令和4年度は、10月1日から約40ヘクタールの水田で湛水を行っています。
平成21年度に実施した水田湛水地下水位解析調査業務委託報告書によると、水田湛水を10月1日から2月末までの5か月の間、約30haの面積で実施すると、約22万トンの地下水涵養効果があると推定されています。これは、平均的な降雪時における市域の年間消雪揚水量を補う程度の地下水の涵養量に相当します。
農業用排水路に浸透桝を設置して地下水涵養を図っています
水田湛水を実施している地域の農業用排水路に浸透桝を設置し、地下水涵養を図っています。
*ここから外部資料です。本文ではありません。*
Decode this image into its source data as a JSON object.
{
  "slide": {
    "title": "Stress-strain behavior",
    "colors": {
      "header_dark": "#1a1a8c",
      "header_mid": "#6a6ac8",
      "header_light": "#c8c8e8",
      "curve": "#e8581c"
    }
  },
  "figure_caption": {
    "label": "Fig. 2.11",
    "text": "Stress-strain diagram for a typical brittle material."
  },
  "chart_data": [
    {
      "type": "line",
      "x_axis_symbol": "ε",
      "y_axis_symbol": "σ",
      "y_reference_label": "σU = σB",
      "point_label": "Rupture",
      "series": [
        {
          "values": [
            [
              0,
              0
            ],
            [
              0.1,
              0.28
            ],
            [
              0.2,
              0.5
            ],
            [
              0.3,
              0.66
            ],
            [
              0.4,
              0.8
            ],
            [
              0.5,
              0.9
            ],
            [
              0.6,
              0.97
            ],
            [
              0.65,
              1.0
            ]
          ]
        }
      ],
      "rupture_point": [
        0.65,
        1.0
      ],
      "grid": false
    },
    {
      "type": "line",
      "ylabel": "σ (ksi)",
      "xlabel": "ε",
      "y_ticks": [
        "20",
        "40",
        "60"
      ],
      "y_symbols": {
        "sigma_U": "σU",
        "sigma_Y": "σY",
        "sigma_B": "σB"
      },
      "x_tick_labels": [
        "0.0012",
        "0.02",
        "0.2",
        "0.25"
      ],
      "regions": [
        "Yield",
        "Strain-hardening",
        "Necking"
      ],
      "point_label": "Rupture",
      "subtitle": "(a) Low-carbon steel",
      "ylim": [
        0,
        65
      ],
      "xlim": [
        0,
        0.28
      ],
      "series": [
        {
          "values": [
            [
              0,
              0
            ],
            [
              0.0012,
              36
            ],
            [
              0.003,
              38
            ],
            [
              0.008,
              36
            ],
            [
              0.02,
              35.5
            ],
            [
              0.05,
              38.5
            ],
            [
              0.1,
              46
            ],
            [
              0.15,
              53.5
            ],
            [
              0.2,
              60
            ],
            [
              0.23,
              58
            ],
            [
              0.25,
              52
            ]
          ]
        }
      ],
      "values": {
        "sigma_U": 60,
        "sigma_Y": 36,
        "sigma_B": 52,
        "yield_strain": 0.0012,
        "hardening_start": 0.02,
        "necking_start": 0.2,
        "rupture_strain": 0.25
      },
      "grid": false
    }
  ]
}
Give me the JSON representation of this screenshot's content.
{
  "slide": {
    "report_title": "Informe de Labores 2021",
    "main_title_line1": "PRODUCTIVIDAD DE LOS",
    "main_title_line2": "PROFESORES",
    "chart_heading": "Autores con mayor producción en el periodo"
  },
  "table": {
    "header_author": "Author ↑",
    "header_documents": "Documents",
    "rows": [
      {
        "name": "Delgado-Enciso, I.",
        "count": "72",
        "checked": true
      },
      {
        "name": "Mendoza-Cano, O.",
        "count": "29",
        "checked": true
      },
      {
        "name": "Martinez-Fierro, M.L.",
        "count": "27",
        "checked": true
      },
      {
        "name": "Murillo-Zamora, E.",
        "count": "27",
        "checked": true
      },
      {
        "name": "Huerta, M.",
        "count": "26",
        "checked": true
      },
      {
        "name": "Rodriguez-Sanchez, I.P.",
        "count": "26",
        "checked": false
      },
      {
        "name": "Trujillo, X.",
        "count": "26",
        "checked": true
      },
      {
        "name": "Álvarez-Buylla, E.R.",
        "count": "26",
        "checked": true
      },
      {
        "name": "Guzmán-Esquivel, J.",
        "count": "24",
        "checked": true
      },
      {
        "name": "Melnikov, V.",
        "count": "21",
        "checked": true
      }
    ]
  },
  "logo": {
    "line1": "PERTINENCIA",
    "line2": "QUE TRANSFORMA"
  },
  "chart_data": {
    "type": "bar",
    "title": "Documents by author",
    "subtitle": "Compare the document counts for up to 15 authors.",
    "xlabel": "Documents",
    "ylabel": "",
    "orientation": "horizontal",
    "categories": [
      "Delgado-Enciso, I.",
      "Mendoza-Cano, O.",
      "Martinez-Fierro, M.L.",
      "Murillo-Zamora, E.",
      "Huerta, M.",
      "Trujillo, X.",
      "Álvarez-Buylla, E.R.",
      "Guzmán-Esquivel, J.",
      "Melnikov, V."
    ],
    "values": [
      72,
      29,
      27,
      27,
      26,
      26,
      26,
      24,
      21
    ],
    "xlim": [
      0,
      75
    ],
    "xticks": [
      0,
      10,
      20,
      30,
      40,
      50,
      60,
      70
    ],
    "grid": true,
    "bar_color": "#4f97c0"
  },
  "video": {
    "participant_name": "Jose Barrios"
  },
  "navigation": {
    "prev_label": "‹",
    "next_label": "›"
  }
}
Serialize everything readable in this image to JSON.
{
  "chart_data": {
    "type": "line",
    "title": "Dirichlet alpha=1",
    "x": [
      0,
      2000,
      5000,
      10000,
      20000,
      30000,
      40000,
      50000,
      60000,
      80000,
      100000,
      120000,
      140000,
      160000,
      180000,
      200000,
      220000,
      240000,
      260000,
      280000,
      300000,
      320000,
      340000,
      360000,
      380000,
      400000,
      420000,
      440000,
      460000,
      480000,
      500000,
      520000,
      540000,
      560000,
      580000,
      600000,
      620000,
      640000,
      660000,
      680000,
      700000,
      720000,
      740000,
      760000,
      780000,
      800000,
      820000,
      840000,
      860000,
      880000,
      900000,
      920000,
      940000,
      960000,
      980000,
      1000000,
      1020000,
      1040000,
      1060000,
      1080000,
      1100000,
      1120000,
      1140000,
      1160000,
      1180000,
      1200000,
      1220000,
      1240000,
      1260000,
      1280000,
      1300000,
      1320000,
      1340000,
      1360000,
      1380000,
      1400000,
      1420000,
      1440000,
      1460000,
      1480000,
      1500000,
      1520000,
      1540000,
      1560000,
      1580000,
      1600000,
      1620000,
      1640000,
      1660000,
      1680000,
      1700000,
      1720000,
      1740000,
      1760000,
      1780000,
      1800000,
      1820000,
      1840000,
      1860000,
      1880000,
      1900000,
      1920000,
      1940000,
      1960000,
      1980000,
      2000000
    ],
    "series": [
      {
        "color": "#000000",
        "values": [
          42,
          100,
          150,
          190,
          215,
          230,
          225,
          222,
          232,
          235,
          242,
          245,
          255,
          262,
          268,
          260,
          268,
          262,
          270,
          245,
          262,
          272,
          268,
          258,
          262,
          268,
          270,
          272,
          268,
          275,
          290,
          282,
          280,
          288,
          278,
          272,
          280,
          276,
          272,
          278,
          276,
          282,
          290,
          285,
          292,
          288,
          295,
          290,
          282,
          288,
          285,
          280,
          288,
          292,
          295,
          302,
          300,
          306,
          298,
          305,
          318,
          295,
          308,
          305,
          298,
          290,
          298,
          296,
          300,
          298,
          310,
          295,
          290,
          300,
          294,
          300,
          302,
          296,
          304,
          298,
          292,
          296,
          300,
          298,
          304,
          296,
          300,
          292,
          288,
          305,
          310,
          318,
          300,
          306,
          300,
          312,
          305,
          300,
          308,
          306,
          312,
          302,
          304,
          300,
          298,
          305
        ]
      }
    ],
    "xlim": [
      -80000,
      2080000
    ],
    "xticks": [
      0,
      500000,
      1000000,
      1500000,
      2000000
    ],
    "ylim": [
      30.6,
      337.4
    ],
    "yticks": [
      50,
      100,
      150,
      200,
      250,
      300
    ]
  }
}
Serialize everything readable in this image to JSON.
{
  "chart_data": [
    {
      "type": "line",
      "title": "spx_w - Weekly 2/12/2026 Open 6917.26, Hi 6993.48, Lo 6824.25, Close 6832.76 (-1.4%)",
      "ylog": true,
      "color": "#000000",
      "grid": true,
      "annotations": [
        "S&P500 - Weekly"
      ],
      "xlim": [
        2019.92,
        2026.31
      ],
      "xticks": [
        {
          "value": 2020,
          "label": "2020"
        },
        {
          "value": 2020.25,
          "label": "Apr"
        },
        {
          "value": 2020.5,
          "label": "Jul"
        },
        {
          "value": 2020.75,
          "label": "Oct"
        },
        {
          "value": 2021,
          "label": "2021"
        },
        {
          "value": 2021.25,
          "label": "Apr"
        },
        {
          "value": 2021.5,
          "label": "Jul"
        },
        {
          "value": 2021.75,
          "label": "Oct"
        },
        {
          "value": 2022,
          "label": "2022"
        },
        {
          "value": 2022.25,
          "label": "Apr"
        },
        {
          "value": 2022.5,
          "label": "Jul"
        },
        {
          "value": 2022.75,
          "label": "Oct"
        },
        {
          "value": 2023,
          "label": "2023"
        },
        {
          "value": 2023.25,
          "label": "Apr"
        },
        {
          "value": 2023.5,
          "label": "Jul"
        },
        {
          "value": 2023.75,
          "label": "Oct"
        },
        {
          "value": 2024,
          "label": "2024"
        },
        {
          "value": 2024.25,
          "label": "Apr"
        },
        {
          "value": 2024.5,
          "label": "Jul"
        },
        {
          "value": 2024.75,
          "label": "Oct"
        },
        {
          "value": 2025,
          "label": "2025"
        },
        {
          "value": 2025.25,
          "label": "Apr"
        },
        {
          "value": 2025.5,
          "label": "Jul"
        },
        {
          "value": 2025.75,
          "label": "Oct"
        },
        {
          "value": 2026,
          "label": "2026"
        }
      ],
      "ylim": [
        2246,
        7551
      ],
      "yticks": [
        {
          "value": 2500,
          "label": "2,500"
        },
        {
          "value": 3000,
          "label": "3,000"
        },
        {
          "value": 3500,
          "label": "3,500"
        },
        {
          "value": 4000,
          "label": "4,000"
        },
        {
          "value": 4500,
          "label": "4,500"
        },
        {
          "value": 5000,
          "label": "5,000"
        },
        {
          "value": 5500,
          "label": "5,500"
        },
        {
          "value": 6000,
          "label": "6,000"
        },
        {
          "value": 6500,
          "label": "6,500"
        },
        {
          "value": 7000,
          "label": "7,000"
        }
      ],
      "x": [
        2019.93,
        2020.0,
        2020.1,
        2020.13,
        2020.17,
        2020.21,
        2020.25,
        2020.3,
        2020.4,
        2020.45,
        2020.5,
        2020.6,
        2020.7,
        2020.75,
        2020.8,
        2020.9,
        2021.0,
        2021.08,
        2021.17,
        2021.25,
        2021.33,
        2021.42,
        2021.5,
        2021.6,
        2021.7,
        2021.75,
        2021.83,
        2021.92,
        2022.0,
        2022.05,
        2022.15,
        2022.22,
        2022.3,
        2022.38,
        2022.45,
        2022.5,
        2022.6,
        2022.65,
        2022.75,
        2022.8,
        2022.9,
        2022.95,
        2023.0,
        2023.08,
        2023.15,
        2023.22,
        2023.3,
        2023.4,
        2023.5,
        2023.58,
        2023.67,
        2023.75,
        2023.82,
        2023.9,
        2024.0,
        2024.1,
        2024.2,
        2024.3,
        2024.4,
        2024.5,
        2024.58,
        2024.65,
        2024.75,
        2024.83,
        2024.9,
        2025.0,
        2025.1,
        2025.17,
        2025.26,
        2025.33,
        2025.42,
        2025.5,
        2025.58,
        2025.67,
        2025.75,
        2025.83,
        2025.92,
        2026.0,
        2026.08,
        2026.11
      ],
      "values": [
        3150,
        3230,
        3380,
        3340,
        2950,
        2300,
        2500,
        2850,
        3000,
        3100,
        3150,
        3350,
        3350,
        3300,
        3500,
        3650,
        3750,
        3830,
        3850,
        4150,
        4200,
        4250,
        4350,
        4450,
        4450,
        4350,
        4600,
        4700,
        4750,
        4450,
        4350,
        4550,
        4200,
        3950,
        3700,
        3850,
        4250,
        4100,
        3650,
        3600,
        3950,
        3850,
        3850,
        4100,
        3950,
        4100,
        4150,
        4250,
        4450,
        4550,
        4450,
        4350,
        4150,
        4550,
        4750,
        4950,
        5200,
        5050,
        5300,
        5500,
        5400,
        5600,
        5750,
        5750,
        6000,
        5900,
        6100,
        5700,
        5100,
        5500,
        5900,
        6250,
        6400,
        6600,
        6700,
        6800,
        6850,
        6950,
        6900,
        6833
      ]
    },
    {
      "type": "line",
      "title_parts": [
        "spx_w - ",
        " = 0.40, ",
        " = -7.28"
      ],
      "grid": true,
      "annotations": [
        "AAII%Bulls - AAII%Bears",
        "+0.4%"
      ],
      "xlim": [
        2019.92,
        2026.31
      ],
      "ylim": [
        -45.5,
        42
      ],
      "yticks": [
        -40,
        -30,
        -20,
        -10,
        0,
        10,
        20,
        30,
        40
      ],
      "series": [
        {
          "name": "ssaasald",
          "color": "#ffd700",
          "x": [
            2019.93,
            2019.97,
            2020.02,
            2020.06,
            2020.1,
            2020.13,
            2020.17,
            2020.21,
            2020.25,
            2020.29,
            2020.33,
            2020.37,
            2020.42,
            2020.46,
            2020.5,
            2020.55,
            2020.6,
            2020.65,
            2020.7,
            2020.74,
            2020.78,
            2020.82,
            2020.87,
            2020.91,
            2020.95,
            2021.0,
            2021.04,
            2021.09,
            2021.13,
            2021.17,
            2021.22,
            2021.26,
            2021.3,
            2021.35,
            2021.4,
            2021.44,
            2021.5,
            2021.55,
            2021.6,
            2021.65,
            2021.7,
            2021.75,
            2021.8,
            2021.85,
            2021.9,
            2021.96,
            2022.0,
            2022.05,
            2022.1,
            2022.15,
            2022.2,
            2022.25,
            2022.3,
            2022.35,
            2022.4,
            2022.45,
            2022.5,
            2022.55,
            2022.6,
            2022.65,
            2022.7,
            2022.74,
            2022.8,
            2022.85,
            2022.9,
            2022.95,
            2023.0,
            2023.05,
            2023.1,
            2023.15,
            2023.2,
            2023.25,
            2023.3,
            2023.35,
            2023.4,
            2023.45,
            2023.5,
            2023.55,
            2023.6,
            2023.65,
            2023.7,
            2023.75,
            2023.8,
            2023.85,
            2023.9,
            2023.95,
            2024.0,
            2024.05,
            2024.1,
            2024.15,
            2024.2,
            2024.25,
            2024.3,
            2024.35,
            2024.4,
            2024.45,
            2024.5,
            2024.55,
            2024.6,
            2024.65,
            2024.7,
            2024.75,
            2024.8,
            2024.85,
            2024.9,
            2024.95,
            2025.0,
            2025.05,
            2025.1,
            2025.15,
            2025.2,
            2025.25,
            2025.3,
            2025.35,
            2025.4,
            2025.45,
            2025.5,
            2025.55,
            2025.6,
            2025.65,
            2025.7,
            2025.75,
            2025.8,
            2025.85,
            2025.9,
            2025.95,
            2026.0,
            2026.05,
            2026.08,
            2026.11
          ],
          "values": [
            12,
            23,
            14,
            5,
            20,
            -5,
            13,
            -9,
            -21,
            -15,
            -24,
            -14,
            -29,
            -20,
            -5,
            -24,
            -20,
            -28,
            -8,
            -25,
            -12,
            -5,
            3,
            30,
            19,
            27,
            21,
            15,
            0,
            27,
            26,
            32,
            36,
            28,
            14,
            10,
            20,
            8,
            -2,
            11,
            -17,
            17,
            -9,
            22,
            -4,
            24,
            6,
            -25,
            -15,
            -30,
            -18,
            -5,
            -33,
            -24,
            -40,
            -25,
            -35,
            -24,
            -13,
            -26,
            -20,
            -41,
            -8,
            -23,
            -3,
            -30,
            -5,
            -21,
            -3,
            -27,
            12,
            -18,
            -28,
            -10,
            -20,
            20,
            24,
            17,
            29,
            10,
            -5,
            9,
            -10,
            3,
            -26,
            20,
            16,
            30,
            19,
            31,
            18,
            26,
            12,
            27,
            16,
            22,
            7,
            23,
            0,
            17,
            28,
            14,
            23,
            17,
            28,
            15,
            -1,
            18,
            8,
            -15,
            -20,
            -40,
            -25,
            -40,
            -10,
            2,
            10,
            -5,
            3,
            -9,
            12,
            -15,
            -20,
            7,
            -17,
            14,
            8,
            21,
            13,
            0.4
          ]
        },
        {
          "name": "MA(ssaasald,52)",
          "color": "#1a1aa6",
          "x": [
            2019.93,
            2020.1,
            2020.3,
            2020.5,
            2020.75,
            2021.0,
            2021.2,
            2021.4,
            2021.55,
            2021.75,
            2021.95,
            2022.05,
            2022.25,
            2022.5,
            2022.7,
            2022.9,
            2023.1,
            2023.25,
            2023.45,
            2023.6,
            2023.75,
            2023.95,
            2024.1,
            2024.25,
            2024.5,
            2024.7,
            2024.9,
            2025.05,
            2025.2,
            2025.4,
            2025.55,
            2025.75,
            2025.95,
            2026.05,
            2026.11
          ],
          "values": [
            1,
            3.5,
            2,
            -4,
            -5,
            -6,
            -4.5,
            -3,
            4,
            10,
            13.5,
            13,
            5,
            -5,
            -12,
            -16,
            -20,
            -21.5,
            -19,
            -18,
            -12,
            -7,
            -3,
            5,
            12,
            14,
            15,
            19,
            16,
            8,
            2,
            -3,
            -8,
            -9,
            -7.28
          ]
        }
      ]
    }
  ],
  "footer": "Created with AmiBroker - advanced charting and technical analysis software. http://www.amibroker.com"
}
浸透桝は毎年、堆積した砂や泥を取り除くなど、適切に管理しています。
3‐2.雨水利用
雨水は地面に浸透させることにより、川の洪水を抑制する効果や地下水を育む効果があります。また、雨水は水洗トイレ用水や散水などの用途に使用することで、緊急時の代替水源としての利用や平常時の節水につながるなど、水資源として有効利用ができます。
〇大野市では、平成10年に雨水浸透能力調査を実施しています。
(調査報告書は、水のがっこうで見ることができます。)
調査目的
- 雨水浸透がどの程度、地下水涵養対策として有効なのか。
- 浸透させる雨水が環境に適切なものなのか。など
調査結果概要
- 調査結果では小山公民館(屋根面積:170.2立方メートル)の屋根雨量を水量に換算すると355.5立方メートルでした。
- 4人世帯の1カ月あたりの使用水量が25立米と仮定すると、1年分の使用水量(300立方メートル)がまかなえる量の雨水が地下浸透したことになります。
- 雨水の水質について、ph以外は水道水の水質基準を超過していませんでした。
3‐3.森林の保全
大野市の市域の約87%は森林です。
森林の土には透水性や保水性があり、大量の水を地下に留めて、ゆっくりと時間をかけて川に流す機能があり、「緑のダム」と呼ばれています。
そのため、地下水をはじめ水循環を健全な状態に保つためには間伐などの森林整備を行い、森林環境を適正で良好な状態に保つ必要があります。
大野市では、大野市森・水保全条例を制定し、森林の再生や保全に関する様々な取り組みを行っています。
どんぐりの里親事業
市内小学生がどんぐりの苗木の育成を通じ、身近な森林への関心を高め、森の重要性に関する理解を深める事業を行っています。
森づくりイベント
エコフィールド(どんグリーン広場)を活用し、緑化活動の啓発を行い、自然環境教育及び自然体験活動等の環境保全活動を楽しみながら実践する森づくりイベントを実施しています。
3‐4.農地の保全
大野市の田畑を合わせた農地面積は約4,200haで、そのうち4,060haが水田です。水田や畑などの農地に供給された農業用水は地下にしみ込み、地下水となります。
農地は、健全な水循環や地下水を維持するために必要となる「表流水の貯留」と「地下水の涵養」などの多面的機能を有しています。
大野市では、「おおの型食・農業・農村ビジョン」を策定し、農業の担い手の育成や農業経営体質の改善など農業振興に関する様々な取り組みを行っています。